Home is a large house on a sleepy block on the west side. Theresa, who teaches fashion design, is baking sugar cookies and brewing us a cup of tea while her husband prepares a family recipe called Very Very Vegetable Beef Stew. Bishop explains that a few years ago their daughter Gemma, now 17, flirted with the idea of becoming a vegetarian. To head her off, he upped the vegetable quotient in the stew and started cutting the beef into tiny pieces in the hopes she won’t notice (it worked). Soon to graduate from high school, Gemma works summers at the restaurant, helping with pastries. Their 19-year-old son David, who helped landscape the beautiful backyard, is an undergrad at UBC and balances a passion for environmental design with the occasional hosting shift at the restaurant.
From the living room of the house, a view of the North Shore mountains is interrupted by drooping cedar branches. There’s an old stand-up piano, topped with heirlooms and books, and a sideboard holding dinner plates from the 1870s. A keen antiquer, Bishop collects hallmark silver. He’s drawn, in particular, to anything to do with food service. He shows off spoons like a schoolboy does hockey cards, and will fastidiously trace an item’s origins, down to its monarch, maker and guild, with only the slightest hint or clue for guidance.

In another room, a framed black and white photo of a long-ago holiday on Hornby Island is slightly askew. “We always had great fun there,” says Bishop as he fixes it. These days, he seldom goes on holiday, save for the rare working trip abroad. With the kids away at school, all is quiet: the picture of serene, west coast domesticity. A pair of old cats (Clive and Cleo) dart about the house when they’re startled from their slumber.

The restaurant has been closed for
almost two weeks for its annual paint
job and is due to reopen tonight.
Bishop’s anticipation is almost palpable.
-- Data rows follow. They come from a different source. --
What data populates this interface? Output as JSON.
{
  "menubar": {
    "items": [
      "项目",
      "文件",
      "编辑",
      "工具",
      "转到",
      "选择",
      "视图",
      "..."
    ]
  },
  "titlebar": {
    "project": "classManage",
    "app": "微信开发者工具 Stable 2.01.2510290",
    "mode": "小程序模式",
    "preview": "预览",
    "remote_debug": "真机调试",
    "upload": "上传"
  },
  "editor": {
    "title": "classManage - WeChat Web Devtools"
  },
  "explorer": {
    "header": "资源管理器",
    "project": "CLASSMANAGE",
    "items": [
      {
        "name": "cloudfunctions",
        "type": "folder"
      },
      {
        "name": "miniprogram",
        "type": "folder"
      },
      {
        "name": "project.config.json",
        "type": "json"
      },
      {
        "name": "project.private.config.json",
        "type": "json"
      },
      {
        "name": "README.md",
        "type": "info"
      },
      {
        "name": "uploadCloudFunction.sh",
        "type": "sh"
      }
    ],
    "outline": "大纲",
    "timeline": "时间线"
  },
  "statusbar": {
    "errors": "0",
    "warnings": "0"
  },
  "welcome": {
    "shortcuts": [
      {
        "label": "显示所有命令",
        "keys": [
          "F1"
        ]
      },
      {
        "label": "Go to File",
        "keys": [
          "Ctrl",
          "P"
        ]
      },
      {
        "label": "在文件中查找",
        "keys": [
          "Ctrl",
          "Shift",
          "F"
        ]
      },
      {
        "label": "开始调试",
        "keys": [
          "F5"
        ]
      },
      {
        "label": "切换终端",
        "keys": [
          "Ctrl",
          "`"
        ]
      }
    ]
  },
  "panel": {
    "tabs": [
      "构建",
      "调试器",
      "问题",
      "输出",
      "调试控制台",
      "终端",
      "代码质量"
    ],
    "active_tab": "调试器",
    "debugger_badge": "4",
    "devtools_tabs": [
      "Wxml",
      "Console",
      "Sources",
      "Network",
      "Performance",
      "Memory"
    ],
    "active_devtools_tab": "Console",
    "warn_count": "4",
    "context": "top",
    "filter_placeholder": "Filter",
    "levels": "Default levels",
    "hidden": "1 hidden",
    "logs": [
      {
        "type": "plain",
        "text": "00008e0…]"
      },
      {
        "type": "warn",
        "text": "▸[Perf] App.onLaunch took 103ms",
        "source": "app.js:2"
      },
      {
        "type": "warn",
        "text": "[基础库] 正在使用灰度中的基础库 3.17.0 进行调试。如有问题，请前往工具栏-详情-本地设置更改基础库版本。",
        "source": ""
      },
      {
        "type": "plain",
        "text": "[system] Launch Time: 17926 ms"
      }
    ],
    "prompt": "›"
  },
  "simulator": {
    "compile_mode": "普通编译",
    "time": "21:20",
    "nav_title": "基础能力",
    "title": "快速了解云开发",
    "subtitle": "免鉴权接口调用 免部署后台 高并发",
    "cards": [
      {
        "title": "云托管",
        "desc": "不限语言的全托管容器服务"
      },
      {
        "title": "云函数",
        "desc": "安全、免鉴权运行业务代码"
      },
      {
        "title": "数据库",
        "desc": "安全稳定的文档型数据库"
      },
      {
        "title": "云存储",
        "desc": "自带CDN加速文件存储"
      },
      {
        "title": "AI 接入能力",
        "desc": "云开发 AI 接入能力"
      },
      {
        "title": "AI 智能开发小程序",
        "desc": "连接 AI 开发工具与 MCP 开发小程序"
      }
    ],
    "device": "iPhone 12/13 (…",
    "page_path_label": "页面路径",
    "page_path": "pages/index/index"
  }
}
What really sets the place apart is the art. There’s really no wall space left between canvases by Gordon Smith and Jack Shadbolt, etchings by Alistair Bell, acrylics by Alan Wood (a longtime friend), and landscapes by Toni Onley. There are ceramics, woodblocks, and a shell given to him by his godmother (tucked inside is a note from her saying that Bishop’s grandmother used to press it against his ear so he could hear the sea). The renovated kitchen has a little tasting bar and a full range of gleaming silver Ultraline appliances. Fittingly, his desk is just off the kitchen—no computer, though, just papers. When I ask if he ever uses one, his reply—“Not really” —provokes a laugh from Theresa.
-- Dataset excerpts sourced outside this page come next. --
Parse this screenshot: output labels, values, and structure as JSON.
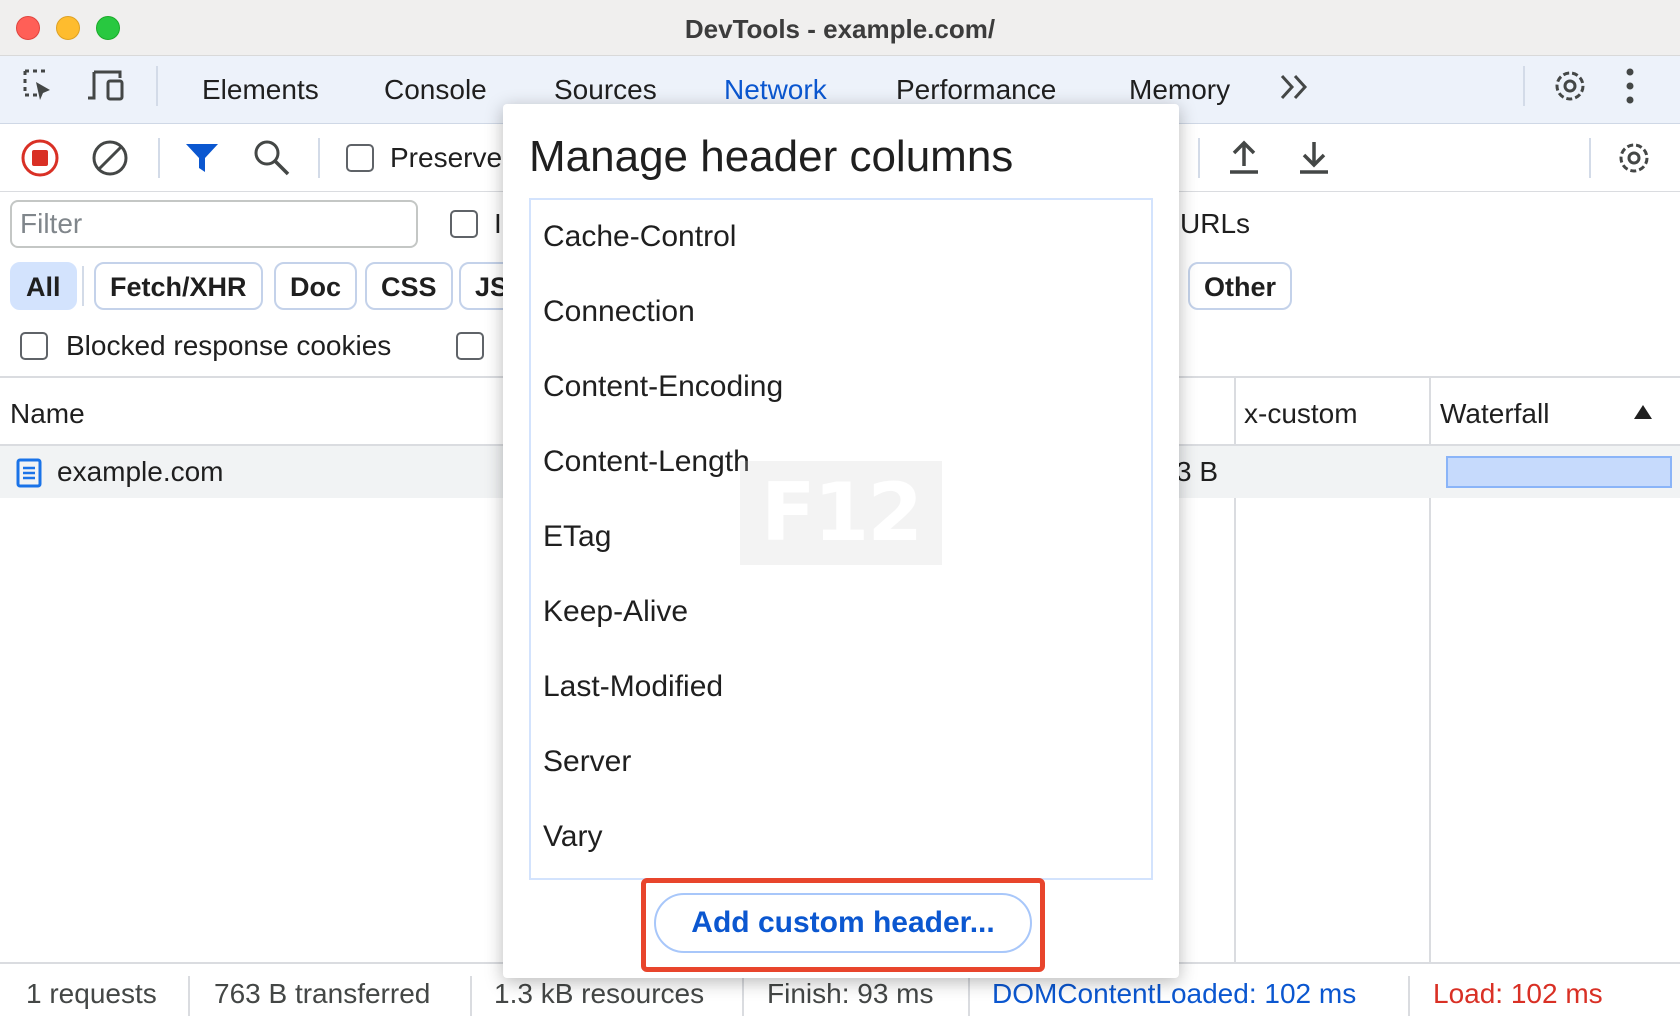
{
  "window": {
    "title": "DevTools - example.com/"
  },
  "tabs": [
    {
      "label": "Elements"
    },
    {
      "label": "Console"
    },
    {
      "label": "Sources"
    },
    {
      "label": "Network"
    },
    {
      "label": "Performance"
    },
    {
      "label": "Memory"
    }
  ],
  "active_tab": "Network",
  "toolbar": {
    "preserve_log_label": "Preserve"
  },
  "filter": {
    "placeholder": "Filter",
    "urls_label": "URLs",
    "invert_label": "I"
  },
  "type_chips": [
    {
      "label": "All",
      "active": true
    },
    {
      "label": "Fetch/XHR"
    },
    {
      "label": "Doc"
    },
    {
      "label": "CSS"
    },
    {
      "label": "JS"
    },
    {
      "label": "Other"
    }
  ],
  "blocked_cookies_label": "Blocked response cookies",
  "table": {
    "columns": {
      "name": "Name",
      "custom": "x-custom",
      "waterfall": "Waterfall"
    },
    "rows": [
      {
        "name": "example.com",
        "size": "3 B"
      }
    ]
  },
  "status": {
    "requests": "1 requests",
    "transferred": "763 B transferred",
    "resources": "1.3 kB resources",
    "finish": "Finish: 93 ms",
    "dom_content_loaded": "DOMContentLoaded: 102 ms",
    "load": "Load: 102 ms"
  },
  "dialog": {
    "title": "Manage header columns",
    "headers": [
      "Cache-Control",
      "Connection",
      "Content-Encoding",
      "Content-Length",
      "ETag",
      "Keep-Alive",
      "Last-Modified",
      "Server",
      "Vary"
    ],
    "watermark": "F12",
    "add_button": "Add custom header..."
  },
  "colors": {
    "accent": "#0b57d0",
    "highlight": "#e8452c",
    "load": "#d93025",
    "record": "#d93025"
  },
  "icons": [
    "inspect-icon",
    "device-toolbar-icon",
    "more-tabs-icon",
    "settings-icon",
    "more-options-icon",
    "record-icon",
    "clear-icon",
    "filter-icon",
    "search-icon",
    "upload-icon",
    "download-icon",
    "network-settings-icon",
    "document-icon",
    "sort-ascending-icon"
  ]
}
Like most successful restaurateurs, Bishop has a thousand close friends. But before and immediately after he clocks out, he’s usually at home being a husband and a dad. He goes out, but only on the rare occasion the mood strikes him. He enjoys spending time with his friend Eric Sonner, the esteemed art collector. Now in his nineties, Sonner has been a loyal customer at Bishop’s for many years (they go to gallery openings and shows together). Before he died earlier this year, Bud Sipko—the original angel—was one of Bishop’s closest friends (he fixed all of Bishop’s British teeth). Though he counts other restaurateurs—like Umberto Menghi, Pino Posteraro and Michel Jacob—as confidants, Theresa, he says, is his best friend.
John Bishop stands astride his trade like a benevolent colossus; people call him the Godfather of Vancouver hospitality. White Spot didn’t hire him to appear in their TV spots because he was willing to tout their sourcing of B.C. ingredients or because he remains an exemplary host. They sought him out for the same reason that diners, from here and around the world, continue to book tables in his 22-year-old room: he’s the chef who first sowed the seeds of this city’s culinary transformation.
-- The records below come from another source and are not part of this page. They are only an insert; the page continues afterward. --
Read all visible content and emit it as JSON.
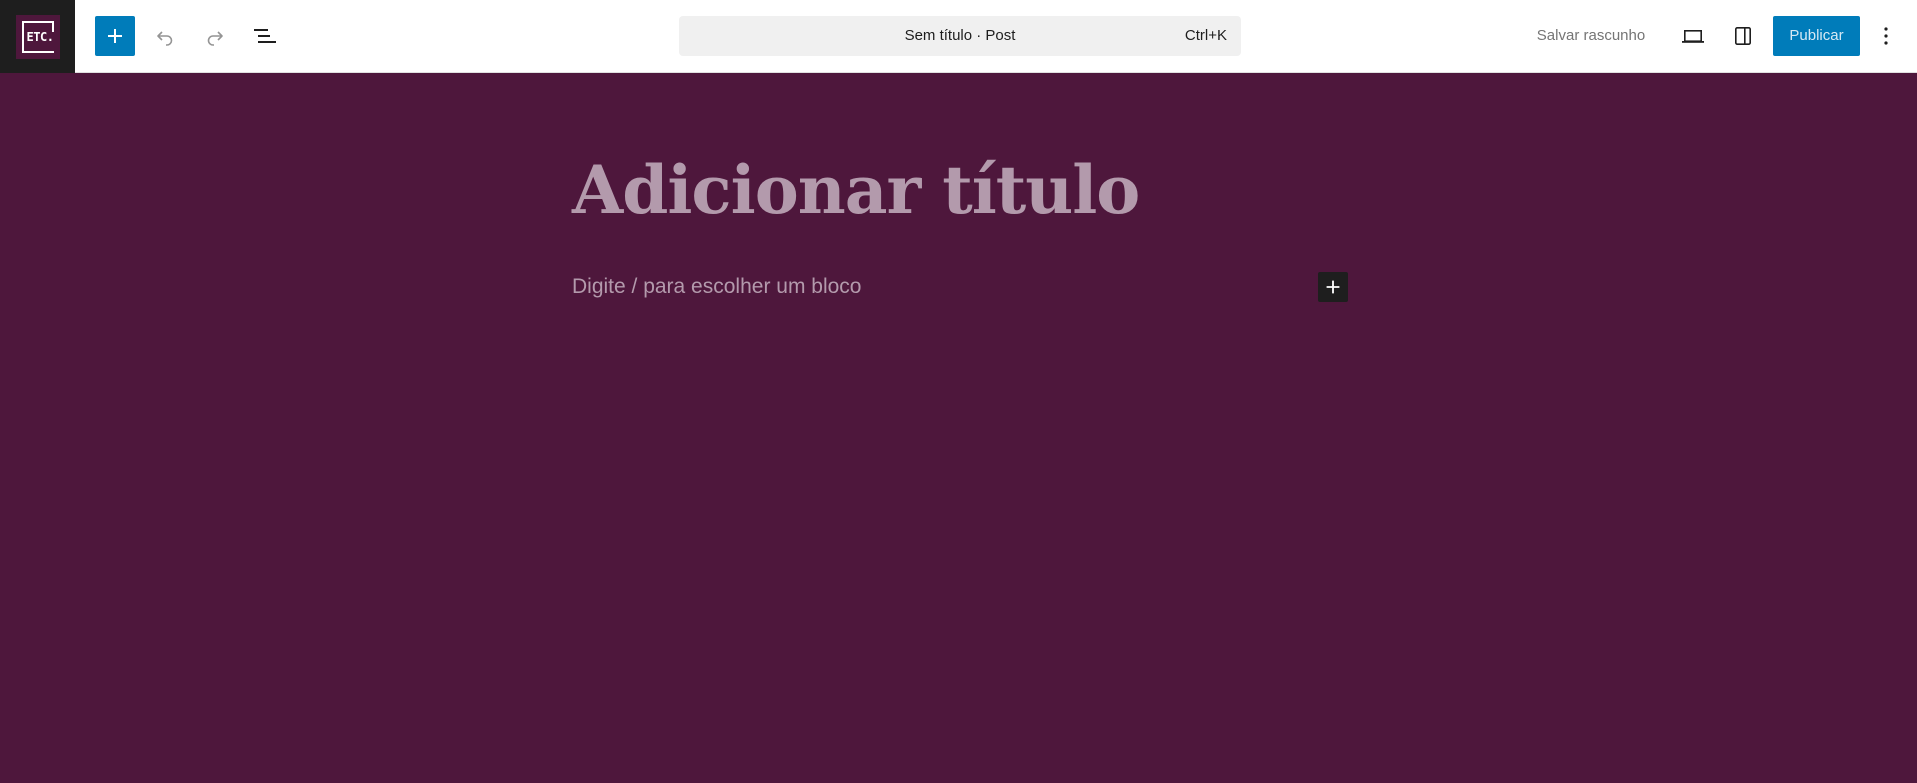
{
  "header": {
    "logo_text": "ETC.",
    "document_title": "Sem título · Post",
    "shortcut": "Ctrl+K",
    "save_draft_label": "Salvar rascunho",
    "publish_label": "Publicar"
  },
  "editor": {
    "title_placeholder": "Adicionar título",
    "block_placeholder": "Digite / para escolher um bloco"
  },
  "icons": {
    "inserter": "plus-icon",
    "undo": "undo-icon",
    "redo": "redo-icon",
    "list_view": "list-view-icon",
    "preview": "desktop-icon",
    "settings": "sidebar-icon",
    "options": "more-vertical-icon",
    "block_inserter": "plus-icon"
  },
  "colors": {
    "accent": "#007cba",
    "canvas_background": "#4e173c",
    "placeholder_text": "#b39aac",
    "logo_background": "#1e1e1e"
  }
}
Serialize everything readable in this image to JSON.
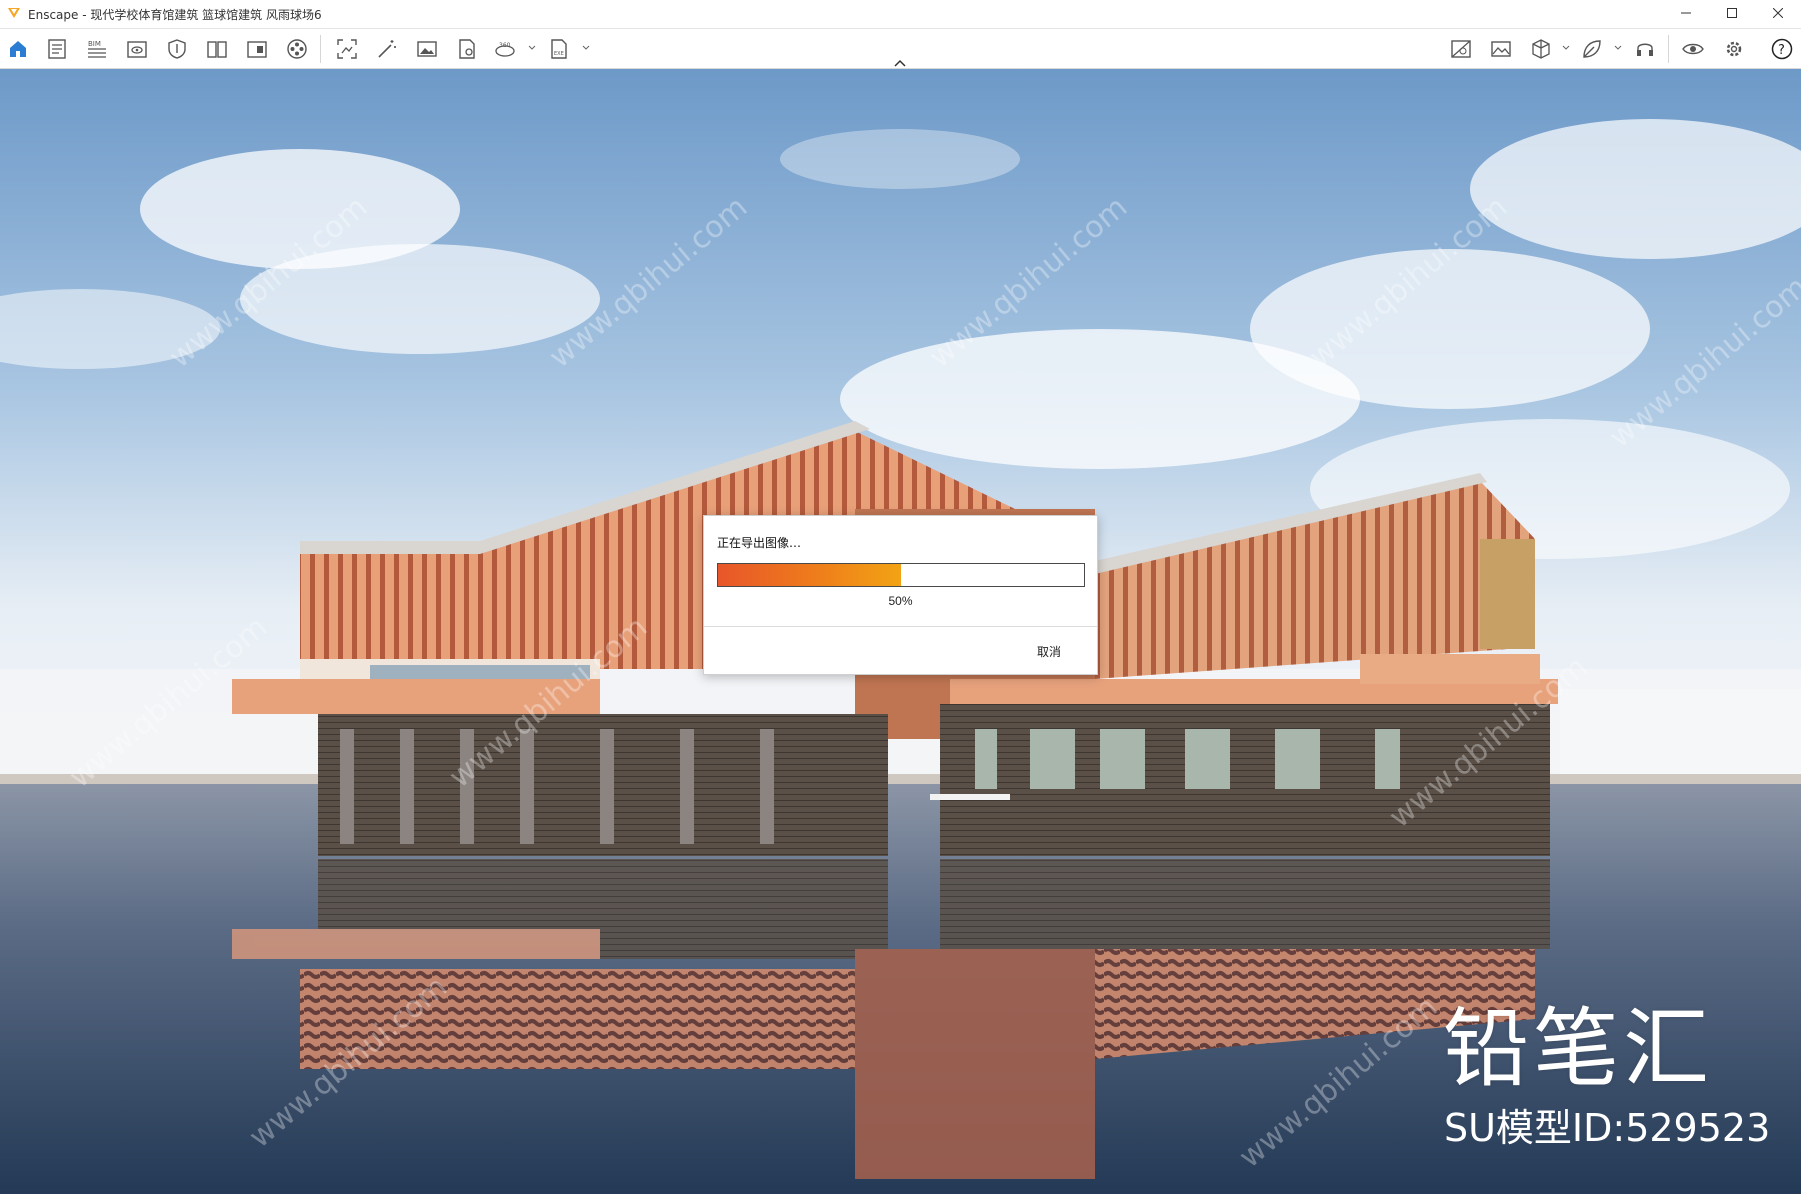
{
  "window": {
    "title": "Enscape - 现代学校体育馆建筑 篮球馆建筑 风雨球场6",
    "minimize_icon": "minimize-icon",
    "maximize_icon": "maximize-icon",
    "close_icon": "close-icon"
  },
  "toolbar": {
    "left_tools": [
      {
        "name": "home-icon",
        "active": true
      },
      {
        "name": "document-icon"
      },
      {
        "name": "bim-icon"
      },
      {
        "name": "eye-panel-icon"
      },
      {
        "name": "shield-icon"
      },
      {
        "name": "views-icon"
      },
      {
        "name": "panorama-icon"
      },
      {
        "name": "film-reel-icon"
      },
      {
        "name": "screenshot-icon"
      },
      {
        "name": "magic-wand-icon"
      },
      {
        "name": "image-icon"
      },
      {
        "name": "export-settings-icon"
      },
      {
        "name": "360-panorama-icon"
      },
      {
        "name": "exe-export-icon"
      }
    ],
    "right_tools": [
      {
        "name": "render-settings-icon"
      },
      {
        "name": "atmosphere-icon"
      },
      {
        "name": "cube-icon"
      },
      {
        "name": "leaf-icon"
      },
      {
        "name": "headset-icon"
      },
      {
        "name": "visibility-icon"
      },
      {
        "name": "settings-icon"
      },
      {
        "name": "help-icon"
      }
    ],
    "accent_color": "#2b7cd3"
  },
  "dialog": {
    "title": "正在导出图像…",
    "progress_percent": 50,
    "progress_text": "50%",
    "cancel_label": "取消"
  },
  "watermark": {
    "brand": "铅笔汇",
    "model_id": "SU模型ID:529523",
    "site": "www.qbihui.com"
  }
}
ON THIS DAY, as we conclude one of our conversations, he’s eager to get back to work. In contrast to his placid home life, Bishop in public is a dynamo. I recently watched him as he judged a culinary competition for the Chef’s Table Society. He marched purposefully from display to display, heaping encouragement upon the students of our culinary schools with infectious enthusiasm.